Le site en lui-même est en réalité le fruit d’une histoire en plusieurs étapes. D’abord, il y a la fondation de l’abbaye en 1228 par Louis IX. Viennent ensuite d’autres fonctions, de monastère cistercien à résidence de campagne, en passant notamment par l’hôpital de guerre. En plus de l’activité actuelle d’hôtellerie et de restauration (nous confirmons la qualité de la seconde pour l’avoir testée et nos collègues d’Ôlyrix attestent de la quiétude de la première !), la Fondation Royaumont (créée elle en 1964) propose une offre culturelle riche, structurée autour de trois pôles : « Voix et répertoire », « Création musicale » et « Création chorégraphique ».
Retrouvez également sur Ôlyrix de nombreux comptes-rendus de Royaumont
Cet espace unique fut un précurseur du concept de Centre culturel de rencontre, aujourd’hui devenu label d’État. Son engagement ? Continuer à faire du lieu un carrefour des savoirs et des pratiques, propice à la transmission d’un patrimoine (rappelons que la bibliothèque de l’abbaye est particulièrement dotée et appréciée des chercheurs).

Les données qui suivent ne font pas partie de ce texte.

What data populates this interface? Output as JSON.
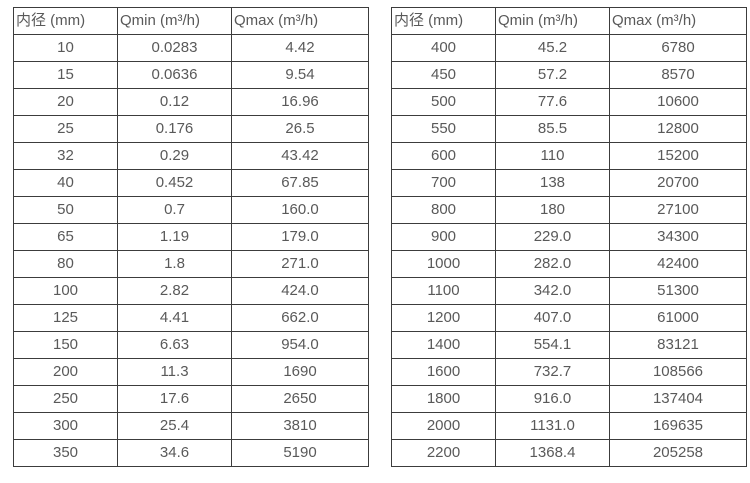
{
  "colors": {
    "border": "#3c3c3c",
    "text": "#595959",
    "background": "#ffffff"
  },
  "column_cell_names": [
    "cell-diameter",
    "cell-qmin",
    "cell-qmax"
  ],
  "tables": [
    {
      "name": "flow-table-small-diameters",
      "headers": [
        "内径 (mm)",
        "Qmin (m³/h)",
        "Qmax (m³/h)"
      ],
      "rows": [
        [
          "10",
          "0.0283",
          "4.42"
        ],
        [
          "15",
          "0.0636",
          "9.54"
        ],
        [
          "20",
          "0.12",
          "16.96"
        ],
        [
          "25",
          "0.176",
          "26.5"
        ],
        [
          "32",
          "0.29",
          "43.42"
        ],
        [
          "40",
          "0.452",
          "67.85"
        ],
        [
          "50",
          "0.7",
          "160.0"
        ],
        [
          "65",
          "1.19",
          "179.0"
        ],
        [
          "80",
          "1.8",
          "271.0"
        ],
        [
          "100",
          "2.82",
          "424.0"
        ],
        [
          "125",
          "4.41",
          "662.0"
        ],
        [
          "150",
          "6.63",
          "954.0"
        ],
        [
          "200",
          "11.3",
          "1690"
        ],
        [
          "250",
          "17.6",
          "2650"
        ],
        [
          "300",
          "25.4",
          "3810"
        ],
        [
          "350",
          "34.6",
          "5190"
        ]
      ]
    },
    {
      "name": "flow-table-large-diameters",
      "headers": [
        "内径 (mm)",
        "Qmin (m³/h)",
        "Qmax (m³/h)"
      ],
      "rows": [
        [
          "400",
          "45.2",
          "6780"
        ],
        [
          "450",
          "57.2",
          "8570"
        ],
        [
          "500",
          "77.6",
          "10600"
        ],
        [
          "550",
          "85.5",
          "12800"
        ],
        [
          "600",
          "110",
          "15200"
        ],
        [
          "700",
          "138",
          "20700"
        ],
        [
          "800",
          "180",
          "27100"
        ],
        [
          "900",
          "229.0",
          "34300"
        ],
        [
          "1000",
          "282.0",
          "42400"
        ],
        [
          "1100",
          "342.0",
          "51300"
        ],
        [
          "1200",
          "407.0",
          "61000"
        ],
        [
          "1400",
          "554.1",
          "83121"
        ],
        [
          "1600",
          "732.7",
          "108566"
        ],
        [
          "1800",
          "916.0",
          "137404"
        ],
        [
          "2000",
          "1131.0",
          "169635"
        ],
        [
          "2200",
          "1368.4",
          "205258"
        ]
      ]
    }
  ]
}
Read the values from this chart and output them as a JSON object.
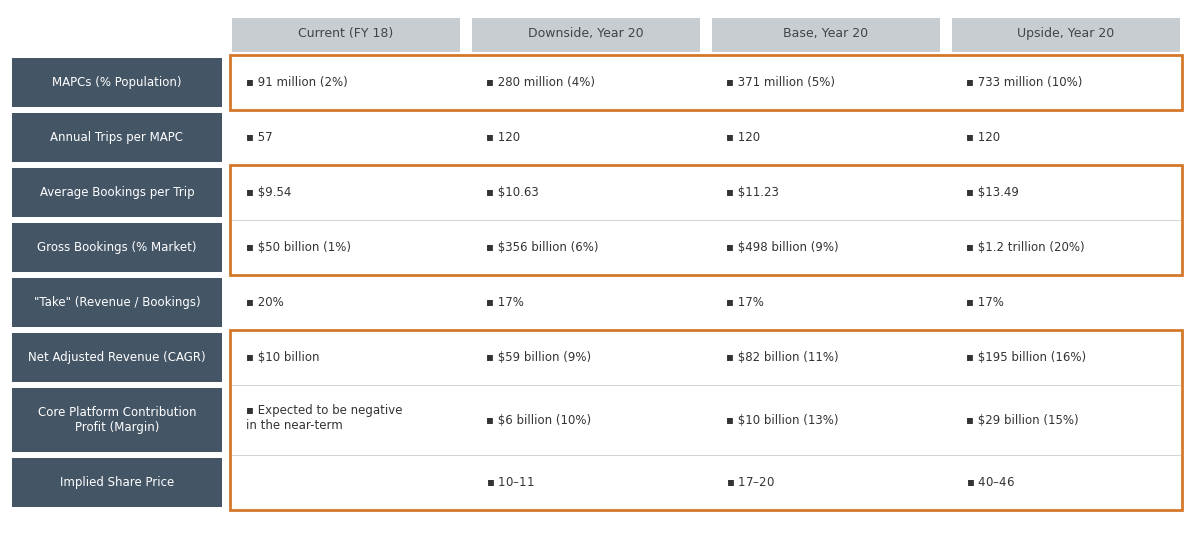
{
  "columns": [
    "Current (FY 18)",
    "Downside, Year 20",
    "Base, Year 20",
    "Upside, Year 20"
  ],
  "rows": [
    {
      "label": "MAPCs (% Population)",
      "values": [
        "91 million (2%)",
        "280 million (4%)",
        "371 million (5%)",
        "733 million (10%)"
      ],
      "orange_box": true,
      "two_line_label": false
    },
    {
      "label": "Annual Trips per MAPC",
      "values": [
        "57",
        "120",
        "120",
        "120"
      ],
      "orange_box": false,
      "two_line_label": false
    },
    {
      "label": "Average Bookings per Trip",
      "values": [
        "$9.54",
        "$10.63",
        "$11.23",
        "$13.49"
      ],
      "orange_box": true,
      "two_line_label": false
    },
    {
      "label": "Gross Bookings (% Market)",
      "values": [
        "$50 billion (1%)",
        "$356 billion (6%)",
        "$498 billion (9%)",
        "$1.2 trillion (20%)"
      ],
      "orange_box": true,
      "two_line_label": false
    },
    {
      "label": "\"Take\" (Revenue / Bookings)",
      "values": [
        "20%",
        "17%",
        "17%",
        "17%"
      ],
      "orange_box": false,
      "two_line_label": false
    },
    {
      "label": "Net Adjusted Revenue (CAGR)",
      "values": [
        "$10 billion",
        "$59 billion (9%)",
        "$82 billion (11%)",
        "$195 billion (16%)"
      ],
      "orange_box": true,
      "two_line_label": false
    },
    {
      "label": "Core Platform Contribution\nProfit (Margin)",
      "values": [
        "Expected to be negative\nin the near-term",
        "$6 billion (10%)",
        "$10 billion (13%)",
        "$29 billion (15%)"
      ],
      "orange_box": true,
      "two_line_label": true
    },
    {
      "label": "Implied Share Price",
      "values": [
        "",
        "$10 – $11",
        "$17 – $20",
        "$40 – $46"
      ],
      "orange_box": true,
      "two_line_label": false
    }
  ],
  "label_bg_color": "#445566",
  "header_bg_color": "#c8cdd2",
  "label_text_color": "#ffffff",
  "header_text_color": "#444444",
  "cell_text_color": "#333333",
  "orange_color": "#d4782a",
  "background_color": "#ffffff",
  "bullet": "▪",
  "fig_w": 11.95,
  "fig_h": 5.55,
  "dpi": 100
}
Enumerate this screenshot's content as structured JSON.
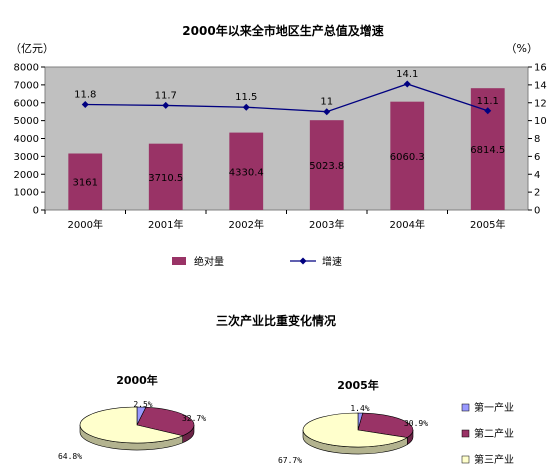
{
  "chart_data": [
    {
      "type": "bar",
      "title": "2000年以来全市地区生产总值及增速",
      "left_unit": "（亿元）",
      "right_unit": "（%）",
      "categories": [
        "2000年",
        "2001年",
        "2002年",
        "2003年",
        "2004年",
        "2005年"
      ],
      "series": [
        {
          "name": "绝对量",
          "type": "bar",
          "axis": "left",
          "color": "#993366",
          "values": [
            3161,
            3710.5,
            4330.4,
            5023.8,
            6060.3,
            6814.5
          ],
          "labels": [
            "3161",
            "3710.5",
            "4330.4",
            "5023.8",
            "6060.3",
            "6814.5"
          ]
        },
        {
          "name": "增速",
          "type": "line",
          "axis": "right",
          "color": "#000080",
          "values": [
            11.8,
            11.7,
            11.5,
            11,
            14.1,
            11.1
          ],
          "labels": [
            "11.8",
            "11.7",
            "11.5",
            "11",
            "14.1",
            "11.1"
          ]
        }
      ],
      "ylim_left": [
        0,
        8000
      ],
      "ylim_right": [
        0,
        16
      ],
      "yticks_left": [
        "0",
        "1000",
        "2000",
        "3000",
        "4000",
        "5000",
        "6000",
        "7000",
        "8000"
      ],
      "yticks_right": [
        "0",
        "2",
        "4",
        "6",
        "8",
        "10",
        "12",
        "14",
        "16"
      ],
      "legend_position": "bottom",
      "grid": false
    },
    {
      "type": "pie",
      "section_title": "三次产业比重变化情况",
      "pies": [
        {
          "title": "2000年",
          "values": [
            2.5,
            32.7,
            64.8
          ],
          "labels": [
            "2.5%",
            "32.7%",
            "64.8%"
          ]
        },
        {
          "title": "2005年",
          "values": [
            1.4,
            30.9,
            67.7
          ],
          "labels": [
            "1.4%",
            "30.9%",
            "67.7%"
          ]
        }
      ],
      "legend": [
        "第一产业",
        "第二产业",
        "第三产业"
      ],
      "colors": [
        "#9999ff",
        "#993366",
        "#ffffcc"
      ],
      "legend_position": "right"
    }
  ]
}
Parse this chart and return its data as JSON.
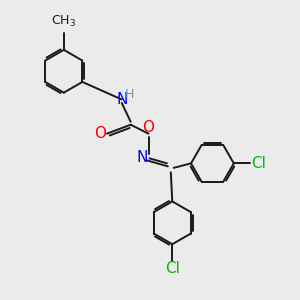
{
  "bg_color": "#ebebeb",
  "bond_color": "#1a1a1a",
  "N_color": "#0000ff",
  "O_color": "#ff0000",
  "Cl_color": "#00bb00",
  "H_color": "#6699aa",
  "font_size": 11,
  "figsize": [
    3.0,
    3.0
  ],
  "dpi": 100,
  "xlim": [
    0,
    10
  ],
  "ylim": [
    0,
    10
  ]
}
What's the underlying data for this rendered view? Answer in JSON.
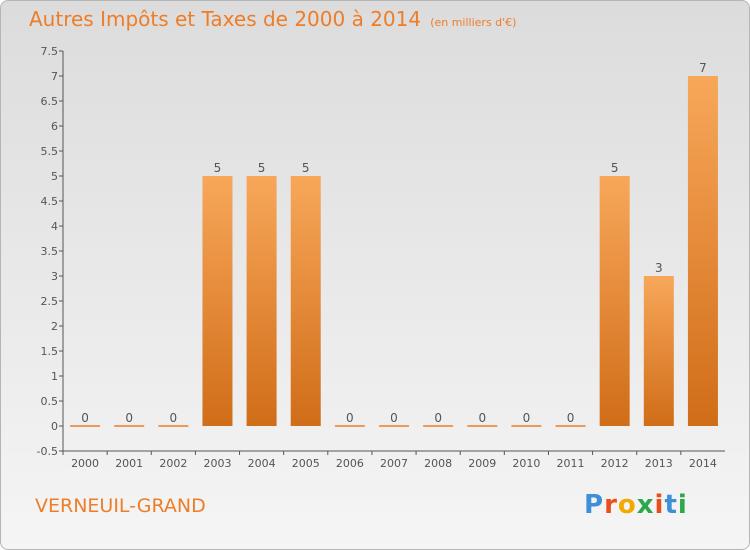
{
  "title": "Autres Impôts et Taxes de 2000 à 2014",
  "unit_label": "(en milliers d'€)",
  "commune": "VERNEUIL-GRAND",
  "logo": {
    "text": "Proxiti",
    "colors": [
      "#3d8fd6",
      "#e94e1b",
      "#f2a900",
      "#2aa84a",
      "#e94e1b",
      "#3d8fd6",
      "#2aa84a"
    ]
  },
  "colors": {
    "bar_light": "#f8a75a",
    "bar_dark": "#d06d18",
    "accent": "#ee7d28"
  },
  "chart_data": {
    "type": "bar",
    "categories": [
      "2000",
      "2001",
      "2002",
      "2003",
      "2004",
      "2005",
      "2006",
      "2007",
      "2008",
      "2009",
      "2010",
      "2011",
      "2012",
      "2013",
      "2014"
    ],
    "values": [
      0,
      0,
      0,
      5,
      5,
      5,
      0,
      0,
      0,
      0,
      0,
      0,
      5,
      3,
      7
    ],
    "value_labels": [
      "0",
      "0",
      "0",
      "5",
      "5",
      "5",
      "0",
      "0",
      "0",
      "0",
      "0",
      "0",
      "5",
      "3",
      "7"
    ],
    "ylim": [
      -0.5,
      7.5
    ],
    "yticks": [
      "-0.5",
      "0",
      "0.5",
      "1",
      "1.5",
      "2",
      "2.5",
      "3",
      "3.5",
      "4",
      "4.5",
      "5",
      "5.5",
      "6",
      "6.5",
      "7",
      "7.5"
    ],
    "ytick_values": [
      -0.5,
      0,
      0.5,
      1,
      1.5,
      2,
      2.5,
      3,
      3.5,
      4,
      4.5,
      5,
      5.5,
      6,
      6.5,
      7,
      7.5
    ],
    "grid": false,
    "legend": "none"
  }
}
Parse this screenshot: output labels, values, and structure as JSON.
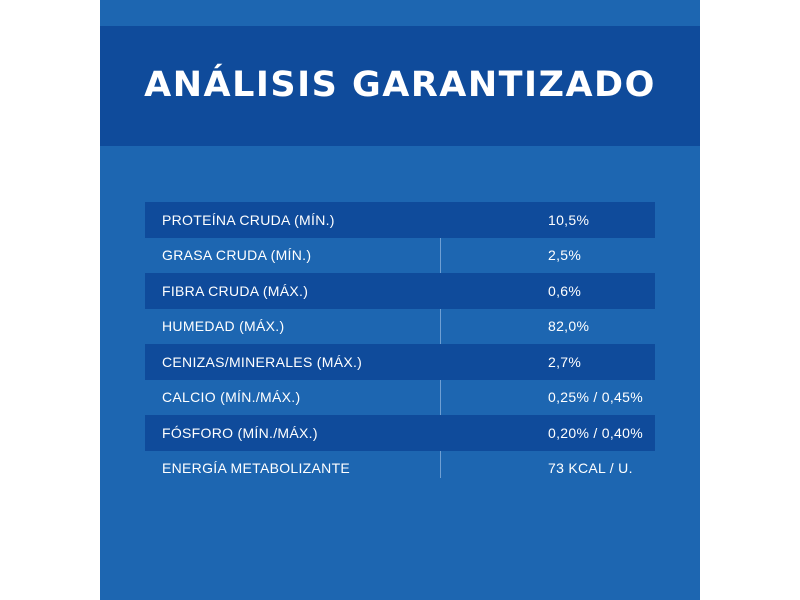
{
  "title": "ANÁLISIS GARANTIZADO",
  "rows": [
    {
      "label": "PROTEÍNA CRUDA (MÍN.)",
      "value": "10,5%"
    },
    {
      "label": "GRASA CRUDA (MÍN.)",
      "value": "2,5%"
    },
    {
      "label": "FIBRA CRUDA (MÁX.)",
      "value": "0,6%"
    },
    {
      "label": "HUMEDAD (MÁX.)",
      "value": "82,0%"
    },
    {
      "label": "CENIZAS/MINERALES (MÁX.)",
      "value": "2,7%"
    },
    {
      "label": "CALCIO (MÍN./MÁX.)",
      "value": "0,25% / 0,45%"
    },
    {
      "label": "FÓSFORO (MÍN./MÁX.)",
      "value": "0,20% / 0,40%"
    },
    {
      "label": "ENERGÍA METABOLIZANTE",
      "value": "73 KCAL / U."
    }
  ],
  "colors": {
    "panel": "#1d66b1",
    "header": "#0f4b9b",
    "shaded_row": "#0f4b9b",
    "text": "#ffffff"
  }
}
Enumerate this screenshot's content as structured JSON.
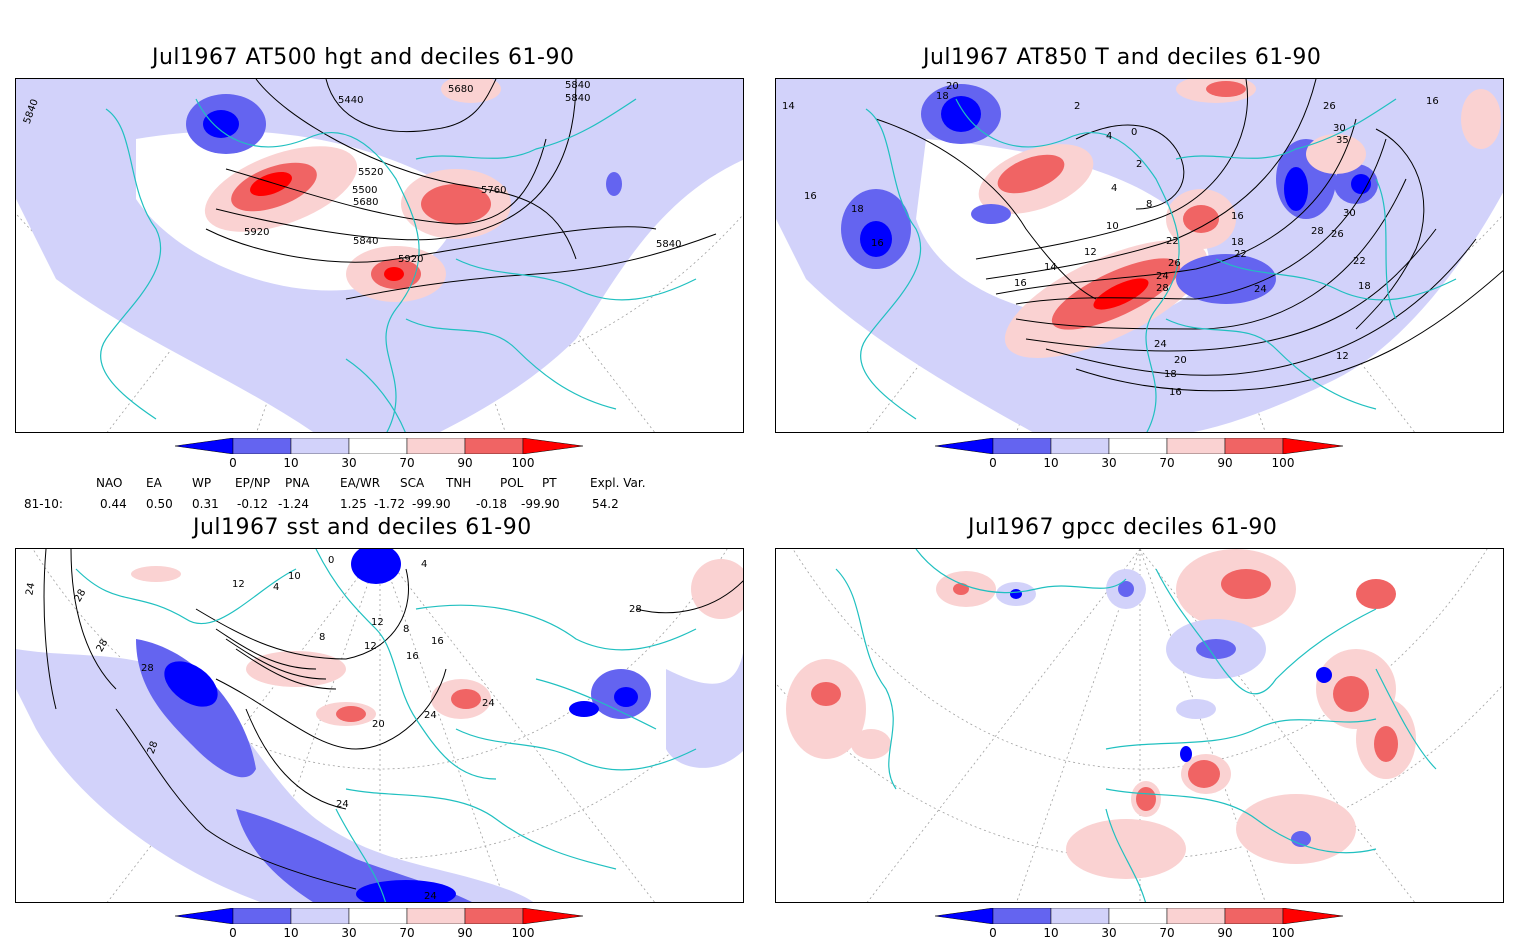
{
  "panels": [
    {
      "title": "Jul1967 AT500 hgt and deciles 61-90",
      "contour_labels": [
        "5840",
        "5440",
        "5680",
        "5840",
        "5840",
        "5520",
        "5500",
        "5680",
        "5760",
        "5920",
        "5840",
        "5920",
        "5840"
      ]
    },
    {
      "title": "Jul1967 AT850 T and deciles 61-90",
      "contour_labels": [
        "20",
        "18",
        "14",
        "16",
        "18",
        "16",
        "2",
        "4",
        "0",
        "2",
        "4",
        "8",
        "10",
        "12",
        "14",
        "16",
        "22",
        "26",
        "24",
        "28",
        "24",
        "18",
        "16",
        "20",
        "24",
        "22",
        "18",
        "16",
        "26",
        "30",
        "35",
        "30",
        "28",
        "26",
        "22",
        "18",
        "16",
        "12"
      ]
    },
    {
      "title": "Jul1967 sst and deciles 61-90",
      "contour_labels": [
        "24",
        "28",
        "28",
        "12",
        "4",
        "10",
        "0",
        "4",
        "8",
        "12",
        "16",
        "16",
        "8",
        "12",
        "20",
        "28",
        "24",
        "24",
        "28",
        "24",
        "24",
        "28"
      ]
    },
    {
      "title": "Jul1967 gpcc deciles 61-90",
      "contour_labels": []
    }
  ],
  "colorbar": {
    "ticks": [
      "0",
      "10",
      "30",
      "70",
      "90",
      "100"
    ],
    "colors": [
      "#0000ff",
      "#6464f0",
      "#d2d2fa",
      "#ffffff",
      "#fad2d2",
      "#f06464",
      "#ff0000"
    ]
  },
  "indices": {
    "headers": [
      "NAO",
      "EA",
      "WP",
      "EP/NP",
      "PNA",
      "EA/WR",
      "SCA",
      "TNH",
      "POL",
      "PT",
      "Expl. Var."
    ],
    "row_label": "81-10:",
    "values": [
      "0.44",
      "0.50",
      "0.31",
      "-0.12",
      "-1.24",
      "1.25",
      "-1.72",
      "-99.90",
      "-0.18",
      "-99.90",
      "54.2"
    ]
  },
  "map_colors": {
    "coast": "#20c0c0",
    "grid": "#a0a0a0",
    "contour": "#000000",
    "blue_light": "#d2d2fa",
    "blue_mid": "#6464f0",
    "blue_dark": "#0000ff",
    "red_light": "#fad2d2",
    "red_mid": "#f06464",
    "red_dark": "#ff0000"
  }
}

S’y croisent donc aussi bien des musiciens internationaux en formation, des professionnels en séminaire, que des amis de la Fondation, œuvrant à la transmission de la mémoire du lieu ou des visiteurs curieux venus pour les « Dimanches à Royaumont ». Nous avons ainsi pu profiter d’une projection-performance sur l’histoire de l’Abbaye pendant la Première Guerre mondiale, et reviendrons certainement dans le cadre du Festival, qui commencera cette année le 9 septembre et s’achèvera le 8 octobre.
En immersion
La raison exacte de notre présence, c’était la clôture d’une masterclasse de la 6e édition de l’Académie Orsay-Royaumont. Nous avons eu l’occasion de voir les quatre duos de la promotion 2023/2024 s’échauffer pour le concert du soir – concerts que l’Abbaye a coutume d’appeler « Fenêtre sur cour[s] » – et qui permettait ici de présenter au public les fruits d’une semaine de résidence artistique entre les murs de l’Abbaye. Les bienfaits de ce programme mené en collaboration avec le Musée d’Orsay sont multiples. Les lauréats, après avoir été sélectionnés par le jury, bénéficient d’un enseignement d’excellence, qui conjugue musique et arts visuels, mais aussi d’un accompagnement professionnel, avec des auditions de recrutement ciblées à la clé, la production d’un disque au label B Records, et l’organisation d’une tournée de concerts. Derrière ce dispositif, le pôle « Voix et répertoire » de Royaumont, qui tient à valoriser depuis plusieurs années déjà le Lied allemand et la mélodie française.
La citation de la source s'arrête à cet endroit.